I have a new project. I'm excited. My motivation is high. I can't stop thinking about it. I've been waking up way too early and hovering over my computer.
I haven't been waking up early on purpose. It just happens. I figure I'm awake, I may as well write.
This is fun, but I think I'm running on adrenalin. How long can I go on 5 hours of sleep each night? How long before I crash.
Seriously, I need a lot of sleep, but the last few days, I've only had about 5 hours. I'm really tired at night, but what's new about that. I can only make it to 9:00 or so, but that's pretty normal for me. This morning I forced myself to go back to sleep, because I didn't know if I could last another day.
My house is looking a little neglected today. Dishes in the sink. Cluttered kitchen table. Grungy bathrooms. When was the last time I made my bed?
What to do?
I'm not the kind of girl who does desert first, but writing is more than desert to me. It feeds me. Will my husband divorce me, if I ignore the mess?

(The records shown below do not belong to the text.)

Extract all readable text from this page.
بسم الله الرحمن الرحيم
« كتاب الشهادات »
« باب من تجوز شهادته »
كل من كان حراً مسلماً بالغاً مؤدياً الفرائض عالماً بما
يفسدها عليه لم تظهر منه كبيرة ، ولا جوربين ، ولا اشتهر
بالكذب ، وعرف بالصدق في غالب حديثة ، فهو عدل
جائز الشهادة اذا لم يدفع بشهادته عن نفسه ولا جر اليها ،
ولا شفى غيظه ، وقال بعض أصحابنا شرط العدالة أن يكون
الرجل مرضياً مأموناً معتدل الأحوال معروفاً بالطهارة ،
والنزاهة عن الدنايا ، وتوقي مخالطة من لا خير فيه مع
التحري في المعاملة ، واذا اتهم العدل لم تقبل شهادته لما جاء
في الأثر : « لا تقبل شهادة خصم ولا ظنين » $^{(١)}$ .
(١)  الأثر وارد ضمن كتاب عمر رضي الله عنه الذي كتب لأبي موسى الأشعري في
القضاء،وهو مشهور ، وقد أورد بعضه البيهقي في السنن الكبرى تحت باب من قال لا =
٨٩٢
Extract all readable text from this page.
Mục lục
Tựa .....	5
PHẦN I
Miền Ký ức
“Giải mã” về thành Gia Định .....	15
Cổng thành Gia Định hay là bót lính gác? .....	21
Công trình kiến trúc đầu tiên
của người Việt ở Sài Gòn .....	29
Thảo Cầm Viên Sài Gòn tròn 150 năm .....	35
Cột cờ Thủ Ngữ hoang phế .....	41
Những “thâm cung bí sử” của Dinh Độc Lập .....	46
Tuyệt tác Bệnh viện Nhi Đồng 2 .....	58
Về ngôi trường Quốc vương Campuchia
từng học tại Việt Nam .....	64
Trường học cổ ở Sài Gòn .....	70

No, but he might not like it that much. He likes me, though, and he wants me to be happy. Writing makes me happy. Cleaning I can live without.
If I clean first, I'll never get to the writing. If I write first, I'll never get to the cleaning.
What to do?
I'm thinking compromise. One hour of writing. One hour of cleaning. One hour of writing. One hour of cleaning. Maybe I can do this. Somehow I've got to fit a shower in.